Srdjan Todorovic, currently Head of Crisis Management, UK and Nordics, at AGCS, future Head of Global Political Violence & Hostile Environment Solutions at AGCS, commented: “Civil unrest increasingly represents a more critical exposure for many companies than terrorism.
“Incidences of social unrest are unlikely to abate any time soon, given the aftershocks of Covid-19, the cost-of-living crisis, and the ideological shifts that continue to divide societies around the world. Businesses need to be alert to any suspicious indicators and designate clear pathways for de-escalation and response, which anticipate and avert the potential for personnel to be injured and/or damage to business and personal property.”
The United Nations has warned of the destabilising potential of disrupted supply chains and surging food, fuel and fertiliser prices, particularly in the context of Russia and Ukraine representing around 30% of the world’s supply of wheat.
“All of this is planting the seeds for political instability and unrest around the globe,” said UN Secretary-General Antonio Guterres in March 2022. Meanwhile, the risk consulting firm Verisk Maplecroft sees a rise in civil unrest as ‘inevitable’, in middle-income countries, which were able to offer social protection during the pandemic but will now find it difficult to maintain that level of spending as the cost-of-living surges.”

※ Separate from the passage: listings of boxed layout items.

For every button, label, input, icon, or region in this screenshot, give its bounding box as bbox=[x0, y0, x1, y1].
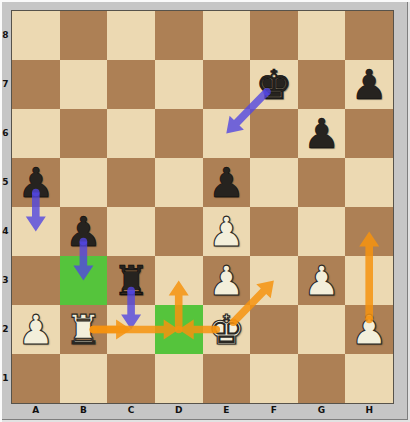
square-h4[interactable] bbox=[345, 207, 393, 256]
file-label-d: D bbox=[169, 405, 189, 419]
square-f7[interactable]: ♚ bbox=[250, 60, 298, 109]
square-a1[interactable] bbox=[12, 354, 60, 403]
square-a2[interactable]: ♟ bbox=[12, 305, 60, 354]
file-label-b: B bbox=[73, 405, 93, 419]
rank-label-1: 1 bbox=[0, 373, 11, 383]
square-e7[interactable] bbox=[203, 60, 251, 109]
square-c8[interactable] bbox=[107, 11, 155, 60]
square-c4[interactable] bbox=[107, 207, 155, 256]
square-b4[interactable]: ♟ bbox=[60, 207, 108, 256]
square-g7[interactable] bbox=[298, 60, 346, 109]
rank-label-5: 5 bbox=[0, 177, 11, 187]
square-a3[interactable] bbox=[12, 256, 60, 305]
square-f1[interactable] bbox=[250, 354, 298, 403]
square-h6[interactable] bbox=[345, 109, 393, 158]
file-label-h: H bbox=[359, 405, 379, 419]
rank-label-7: 7 bbox=[0, 79, 11, 89]
square-a7[interactable] bbox=[12, 60, 60, 109]
square-e5[interactable]: ♟ bbox=[203, 158, 251, 207]
file-label-e: E bbox=[216, 405, 236, 419]
square-e6[interactable] bbox=[203, 109, 251, 158]
square-b5[interactable] bbox=[60, 158, 108, 207]
square-g3[interactable]: ♟ bbox=[298, 256, 346, 305]
square-d1[interactable] bbox=[155, 354, 203, 403]
square-d8[interactable] bbox=[155, 11, 203, 60]
chess-board: ♚♟♟♟♟♟♟♜♟♟♟♜♚♟ bbox=[11, 10, 394, 404]
black-pawn-h7[interactable]: ♟ bbox=[351, 65, 388, 106]
rank-label-3: 3 bbox=[0, 275, 11, 285]
square-d7[interactable] bbox=[155, 60, 203, 109]
white-pawn-h2[interactable]: ♟ bbox=[351, 310, 388, 351]
square-b1[interactable] bbox=[60, 354, 108, 403]
square-f3[interactable] bbox=[250, 256, 298, 305]
square-d6[interactable] bbox=[155, 109, 203, 158]
square-d5[interactable] bbox=[155, 158, 203, 207]
square-g4[interactable] bbox=[298, 207, 346, 256]
square-h5[interactable] bbox=[345, 158, 393, 207]
white-king-e2[interactable]: ♚ bbox=[208, 310, 245, 351]
square-h7[interactable]: ♟ bbox=[345, 60, 393, 109]
square-a6[interactable] bbox=[12, 109, 60, 158]
square-g1[interactable] bbox=[298, 354, 346, 403]
white-rook-b2[interactable]: ♜ bbox=[65, 310, 102, 351]
square-a8[interactable] bbox=[12, 11, 60, 60]
square-f6[interactable] bbox=[250, 109, 298, 158]
square-h1[interactable] bbox=[345, 354, 393, 403]
square-e2[interactable]: ♚ bbox=[203, 305, 251, 354]
black-rook-c3[interactable]: ♜ bbox=[113, 261, 150, 302]
square-e3[interactable]: ♟ bbox=[203, 256, 251, 305]
square-b3[interactable] bbox=[60, 256, 108, 305]
square-c6[interactable] bbox=[107, 109, 155, 158]
square-f4[interactable] bbox=[250, 207, 298, 256]
square-f8[interactable] bbox=[250, 11, 298, 60]
square-b8[interactable] bbox=[60, 11, 108, 60]
square-c1[interactable] bbox=[107, 354, 155, 403]
square-h8[interactable] bbox=[345, 11, 393, 60]
square-c3[interactable]: ♜ bbox=[107, 256, 155, 305]
square-b7[interactable] bbox=[60, 60, 108, 109]
square-d4[interactable] bbox=[155, 207, 203, 256]
white-pawn-a2[interactable]: ♟ bbox=[17, 310, 54, 351]
square-b2[interactable]: ♜ bbox=[60, 305, 108, 354]
file-label-g: G bbox=[312, 405, 332, 419]
square-g5[interactable] bbox=[298, 158, 346, 207]
black-pawn-e5[interactable]: ♟ bbox=[208, 163, 245, 204]
square-g6[interactable]: ♟ bbox=[298, 109, 346, 158]
rank-label-4: 4 bbox=[0, 226, 11, 236]
square-g8[interactable] bbox=[298, 11, 346, 60]
file-label-a: A bbox=[26, 405, 46, 419]
square-a4[interactable] bbox=[12, 207, 60, 256]
square-e4[interactable]: ♟ bbox=[203, 207, 251, 256]
white-pawn-e4[interactable]: ♟ bbox=[208, 212, 245, 253]
black-pawn-b4[interactable]: ♟ bbox=[65, 212, 102, 253]
black-king-f7[interactable]: ♚ bbox=[256, 65, 293, 106]
square-e1[interactable] bbox=[203, 354, 251, 403]
square-c7[interactable] bbox=[107, 60, 155, 109]
square-c5[interactable] bbox=[107, 158, 155, 207]
black-pawn-a5[interactable]: ♟ bbox=[17, 163, 54, 204]
file-label-f: F bbox=[264, 405, 284, 419]
rank-label-8: 8 bbox=[0, 30, 11, 40]
black-pawn-g6[interactable]: ♟ bbox=[303, 114, 340, 155]
square-a5[interactable]: ♟ bbox=[12, 158, 60, 207]
square-h3[interactable] bbox=[345, 256, 393, 305]
square-c2[interactable] bbox=[107, 305, 155, 354]
white-pawn-e3[interactable]: ♟ bbox=[208, 261, 245, 302]
rank-label-6: 6 bbox=[0, 128, 11, 138]
chess-board-panel: ♚♟♟♟♟♟♟♜♟♟♟♜♚♟ 87654321ABCDEFGH bbox=[0, 0, 410, 422]
square-e8[interactable] bbox=[203, 11, 251, 60]
square-h2[interactable]: ♟ bbox=[345, 305, 393, 354]
square-f5[interactable] bbox=[250, 158, 298, 207]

The influence of social media networks plays an increasing role in mobilising protesters and intensifying social unrest. Todorovic commented: “The unifying and galvanising effect of social media on such protests is not a particularly recent phenomenon, but during the Covid crisis it combined with other potentially inflammatory factors such as political polarisation, anti-vaccination sentiment, and growing mistrust in government to create a perfect storm of discontent.”
He added: “Geography was less of a barrier too. Those with like-minded views were able to share opinions more easily and mobilise in greater numbers more quickly and effectively. In a world where trust in both government and media has fallen sharply, misinformation could take hold and partisan grievances be intensified and exploited.”